The Honorable Casper R. Taylor, Jr.
Speaker of the House
Annapolis MD 21401-1991
Dear Mr. Speaker:
In accordance with Article II, Section 17 of the Maryland Constitution, I today vetoed House Bill 8 - Commercial Law - Year 2000 Commerce Protection Act.
House Bill 8 provides various protections for businesses from liability for damages, personal injury, death and other losses caused by Year 2000 (Y2K) information technology failures. Specifically, the legislation establishes an affirmative defense for businesses that take certain good faith actions to identify and remedy Y2K compliance problems. While the impetus for this bill is understandable, I strongly believe that businesses should not escape responsibility for any personal injuries or death to Maryland citizens that are the result of Y2K technology failures. This is an issue of fundamental fairness and protecting families who have been harmed due to no fault of their own.
The task of ensuring that information technology systems are Year 2000 compliant has been a critical and ongoing endeavor for the State and local governments as well as most companies in Maryland. The State will have appropriated over $97 million between fiscal years 1998 and 2000 to ensure that our information infrastructure and service delivery systems are Y2K compliant. Local governments have likewise spent considerable efforts and resources on their Y2K compliance programs. I have no doubt that many companies in Maryland have done the same.

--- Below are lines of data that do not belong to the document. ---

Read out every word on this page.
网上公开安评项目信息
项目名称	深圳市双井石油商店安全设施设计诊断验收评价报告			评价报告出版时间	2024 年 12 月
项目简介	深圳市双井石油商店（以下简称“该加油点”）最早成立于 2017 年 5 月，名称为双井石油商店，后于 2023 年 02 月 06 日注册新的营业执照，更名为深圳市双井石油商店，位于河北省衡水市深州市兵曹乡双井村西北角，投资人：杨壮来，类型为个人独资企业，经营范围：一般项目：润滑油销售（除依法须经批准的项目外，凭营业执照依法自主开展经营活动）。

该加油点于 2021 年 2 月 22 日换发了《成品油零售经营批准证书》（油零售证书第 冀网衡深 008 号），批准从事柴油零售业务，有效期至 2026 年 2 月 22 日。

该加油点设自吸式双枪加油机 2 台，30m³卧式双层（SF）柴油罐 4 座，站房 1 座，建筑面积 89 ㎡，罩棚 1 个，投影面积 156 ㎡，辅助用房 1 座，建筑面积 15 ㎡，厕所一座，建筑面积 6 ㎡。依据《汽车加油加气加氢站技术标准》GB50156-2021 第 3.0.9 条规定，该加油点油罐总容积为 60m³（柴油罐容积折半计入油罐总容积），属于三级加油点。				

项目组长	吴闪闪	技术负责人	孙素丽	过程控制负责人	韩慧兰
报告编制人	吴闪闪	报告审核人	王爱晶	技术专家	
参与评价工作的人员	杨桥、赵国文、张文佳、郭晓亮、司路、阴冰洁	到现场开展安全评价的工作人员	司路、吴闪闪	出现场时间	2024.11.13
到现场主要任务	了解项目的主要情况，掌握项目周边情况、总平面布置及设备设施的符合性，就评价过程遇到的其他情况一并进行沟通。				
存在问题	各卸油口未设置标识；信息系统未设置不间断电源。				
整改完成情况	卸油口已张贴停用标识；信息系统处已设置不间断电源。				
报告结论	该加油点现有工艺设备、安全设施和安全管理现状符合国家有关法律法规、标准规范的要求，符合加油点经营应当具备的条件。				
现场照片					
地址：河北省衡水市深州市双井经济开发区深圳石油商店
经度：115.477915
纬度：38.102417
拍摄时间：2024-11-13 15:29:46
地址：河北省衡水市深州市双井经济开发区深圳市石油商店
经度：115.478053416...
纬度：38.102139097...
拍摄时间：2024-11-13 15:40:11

While I have been very supportive of efforts to bring technology systems into Y2K compliance, I do not believe that businesses should receive the broad protections from liability proposed in House Bill 8. During the 1999 Session, I sent letters to members of the General Assembly outlining my concerns with House Bill 8 and a related bill (House Bill 901) granting similar protections to the public sector. In each case, I strongly urged the General Assembly to exempt from the protections provided in the bill all causes of action arising from personal injury or wrongful death. I further requested that House Bill 8 include a total exemption for causes of action by a consumer, including those related to financial services.
In response to my concerns, the Maryland Association of Counties and Maryland Municipal League worked with legislators to completely exempt personal injury and wrongful death cases from the Y2K protections granted to State and local governments in Housey Billy 901. Based on this safeguard, I will sign the State and local bill into law. At the urging of some business organizations, however, the Legislature chose not to provide the same injury and death exemption for technology failures in the private sector. Instead, only a narrow exception is made for product liability actions against a manufacturer.
The failure to exempt personal injury and wrongful death actions in House Bill 8 places Maryland citizens at unnecessary risk given the uncertainties surrounding Y2K compliance. Our neighboring state Virginia, in related legislation, established the principle that personal injury and wrongful death actions should be exempt from Y2K liability protections. Maryland should do no less. Under House Bill 8, Maryland citizens may have no recourse if they or a family member are injured or killed as a result of certain Y2K failures. The following examples illustrate my concerns: A pharmacy fills a prescription but relies on computer software to check the medication's interaction with other drugs. A Y2K software failure causes the dosage on the prescription to be tripled and the customer lapses into a coma as a result. In such a case, the family may not be able to recover damages from the pharmacy if it implemented a Y2K compliance plan, even though the software it relied on failed.
A hospital hires a consulting company to check all of its systems for Y2K compliancy and prepare an emergency response plan. On New Year's, vital medical equipment fails because of Y2K problems. The hospital does not have extra staff on hand and patients die as a result of the equipment failures. The consulting company hired by the hospital is out of business. Under House Bill 8, a patient's family may not be able to recover damages from the hospital if the hospital followed its Y2K compliance plan.
There are numerous examples of consumers who may be financially harmed by Y2K failures in products and services and cannot recover their losses under House Bill 8. Even though my main concerns lie with personal injury and death cases, the impact on consumers is also very important.
While the goal of protecting businesses from liability for Y2K technology failures is deserving, it should not come at the expense of our citizens when such failures lead to injury and death. Any Maryland family who has a family member harmed or killed because of a Y2K failure should have the right to seek recourse from all responsible parties.
For the above reasons, I have vetoed House Bill 8.